Evaluating Text Datasets

Before publishing a text dataset, ModelArts Studio allows you to evaluate the dataset to optimize data quality, ensure that the data meets high standards, and improve model performance.

If data evaluation is not required, skip this section and proceed with Publishing Text Datasets.

Creating Evaluation Standards for Text Datasets

ModelArts Studio provides preset evaluation standards for text datasets, covering multiple dimensions such as data accuracy, integrity, consistency, and format specifications. You can directly use those standards or create your evaluation standards.

If you want to use the preset evaluation standards, skip this section and proceed with Creating a Text Dataset Evaluation Task.

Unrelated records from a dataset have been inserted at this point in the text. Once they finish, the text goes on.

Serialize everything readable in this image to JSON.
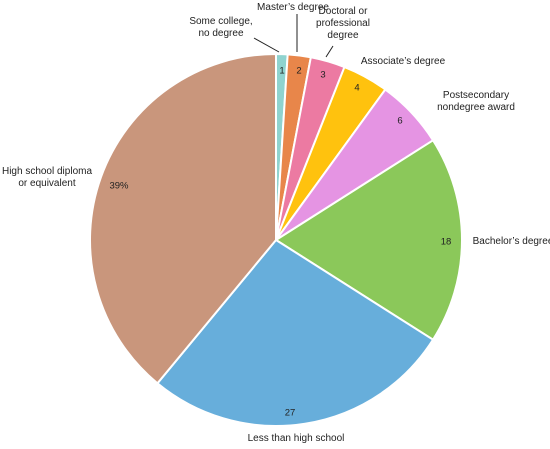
{
  "chart_data": {
    "type": "pie",
    "title": "",
    "start_angle_deg": 0,
    "direction": "clockwise",
    "slices": [
      {
        "category": "Some college, no degree",
        "value": 1,
        "value_label": "1",
        "color": "#8fd3cf"
      },
      {
        "category": "Master’s degree",
        "value": 2,
        "value_label": "2",
        "color": "#e8864a"
      },
      {
        "category": "Doctoral or professional degree",
        "value": 3,
        "value_label": "3",
        "color": "#ec7aa2"
      },
      {
        "category": "Associate’s degree",
        "value": 4,
        "value_label": "4",
        "color": "#ffc20e"
      },
      {
        "category": "Postsecondary nondegree award",
        "value": 6,
        "value_label": "6",
        "color": "#e594e3"
      },
      {
        "category": "Bachelor’s degree",
        "value": 18,
        "value_label": "18",
        "color": "#8bc85a"
      },
      {
        "category": "Less than high school",
        "value": 27,
        "value_label": "27",
        "color": "#67aedb"
      },
      {
        "category": "High school diploma or equivalent",
        "value": 39,
        "value_label": "39%",
        "color": "#c9967c"
      }
    ],
    "category_label_lines": [
      [
        "Some college,",
        "no degree"
      ],
      [
        "Master’s degree"
      ],
      [
        "Doctoral or",
        "professional",
        "degree"
      ],
      [
        "Associate’s degree"
      ],
      [
        "Postsecondary",
        "nondegree award"
      ],
      [
        "Bachelor’s degree"
      ],
      [
        "Less than high school"
      ],
      [
        "High school diploma",
        "or equivalent"
      ]
    ],
    "legend": "none",
    "label_style": "category labels outside with leader lines, values inside"
  }
}
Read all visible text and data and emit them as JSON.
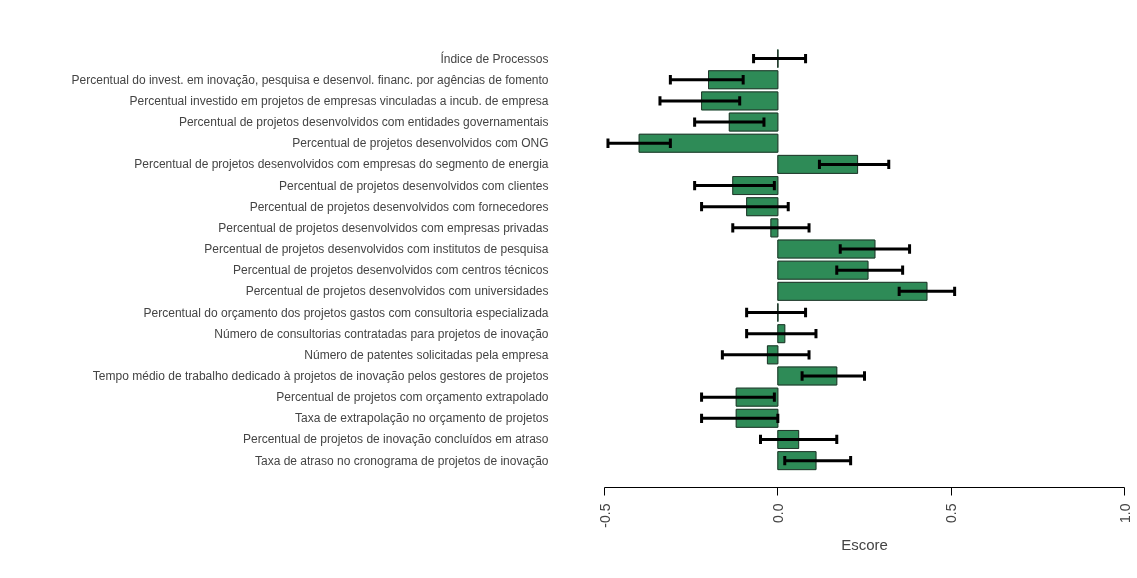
{
  "chart_data": {
    "type": "bar",
    "orientation": "horizontal",
    "xlabel": "Escore",
    "grid": false,
    "categories": [
      "Índice de Processos",
      "Percentual do invest. em inovação, pesquisa e desenvol. financ. por agências de fomento",
      "Percentual investido em projetos de empresas vinculadas a incub. de empresa",
      "Percentual de projetos desenvolvidos com entidades governamentais",
      "Percentual de projetos desenvolvidos com ONG",
      "Percentual de projetos desenvolvidos com empresas do segmento de energia",
      "Percentual de projetos desenvolvidos com clientes",
      "Percentual de projetos desenvolvidos com fornecedores",
      "Percentual de projetos desenvolvidos com empresas privadas",
      "Percentual de projetos desenvolvidos com institutos de pesquisa",
      "Percentual de projetos desenvolvidos com centros técnicos",
      "Percentual de projetos desenvolvidos com universidades",
      "Percentual do orçamento dos projetos gastos com consultoria especializada",
      "Número de consultorias contratadas para projetos de inovação",
      "Número de patentes solicitadas pela empresa",
      "Tempo médio de trabalho dedicado à projetos de inovação pelos gestores de projetos",
      "Percentual de projetos com orçamento extrapolado",
      "Taxa de extrapolação no orçamento de projetos",
      "Percentual de projetos de inovação concluídos em atraso",
      "Taxa de atraso no cronograma de projetos de inovação"
    ],
    "values": [
      0.0,
      -0.2,
      -0.22,
      -0.14,
      -0.4,
      0.23,
      -0.13,
      -0.09,
      -0.02,
      0.28,
      0.26,
      0.43,
      0.0,
      0.02,
      -0.03,
      0.17,
      -0.12,
      -0.12,
      0.06,
      0.11
    ],
    "errors": [
      [
        -0.07,
        0.08
      ],
      [
        -0.31,
        -0.1
      ],
      [
        -0.34,
        -0.11
      ],
      [
        -0.24,
        -0.04
      ],
      [
        -0.49,
        -0.31
      ],
      [
        0.12,
        0.32
      ],
      [
        -0.24,
        -0.01
      ],
      [
        -0.22,
        0.03
      ],
      [
        -0.13,
        0.09
      ],
      [
        0.18,
        0.38
      ],
      [
        0.17,
        0.36
      ],
      [
        0.35,
        0.51
      ],
      [
        -0.09,
        0.08
      ],
      [
        -0.09,
        0.11
      ],
      [
        -0.16,
        0.09
      ],
      [
        0.07,
        0.25
      ],
      [
        -0.22,
        -0.01
      ],
      [
        -0.22,
        0.0
      ],
      [
        -0.05,
        0.17
      ],
      [
        0.02,
        0.21
      ]
    ],
    "color": "#2e8b57",
    "xlim": [
      -0.5,
      1.0
    ],
    "xticks": [
      -0.5,
      {
        "value": 0,
        "label": "0.0"
      },
      0.5,
      {
        "value": 1,
        "label": "1.0"
      }
    ]
  }
}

To create evaluation standards for text datasets, perform the following steps:

Log in to ModelArts Studio Large Model Deveopment Platform. In the My Spaces area, click the required workspace.
Figure 1 My Spaces
In the navigation pane, choose Data Engineering > Data Management > Data Evaluation. On the Manual Evaluation Standard tab page, the preset text dataset evaluation standard NLP Data Quality Standard V1.0 are displayed. You can click the evaluation criterion name to view the specific evaluation items.
Figure 2 Preset evaluation standards for text datasets
On the Manual Evaluation Standard page, click Create custom standards, select Preset Standard, and set the evaluation standard name and description.
Edit evaluation items.
You can delete evaluation items or create custom evaluation items as required. When creating a custom evaluation item, ensure that the evaluation type, evaluation item, and evaluation item description are clear and unambiguous.
Click Complete Creation.
After evaluation standards are created, you can view, edit, and delete them on the Manual Evaluation Standard page.

Creating a Text Dataset Evaluation Task

Only processed datasets can be evaluated.

Before creating a text dataset evaluation task, generate a processed dataset by referring to Processing Text Datasets.

To create a text dataset evaluation task, perform the following steps:

Log in to ModelArts Studio Large Model Deveopment Platform. In the My Spaces area, click the required workspace.
Figure 3 My Spaces
In the navigation pane, choose Data Engineering > Data Management > Data Evaluation. On the displayed page, click Create Evaluation Task in the upper right corner.
Select the dataset to be evaluated and set the number of samples.
Click Next Step and select the evaluation standard. Click Next Step to set the evaluator and click Next Step to enter the task name.
Click Complete Creation to go to the Data Evaluation page. After the evaluation task is created, the status becomes Created.
Click Evaluate in the Operation column.
On the evaluation page, label the problems of the current data by referring to the evaluation items. If the data meets the requirements, click Passed. If the data does not meet the requirements, click Not passed.
For a text dataset, you can right-click the question content and choose the corresponding problem type from the shortcut menu as shown in Figure 4.

Figure 4 Marking dataset problems
After all data is evaluated, check that the evaluation progress is 100% on the Manual Evaluation page.
Click Report in the Operation column to view the dataset quality evaluation report.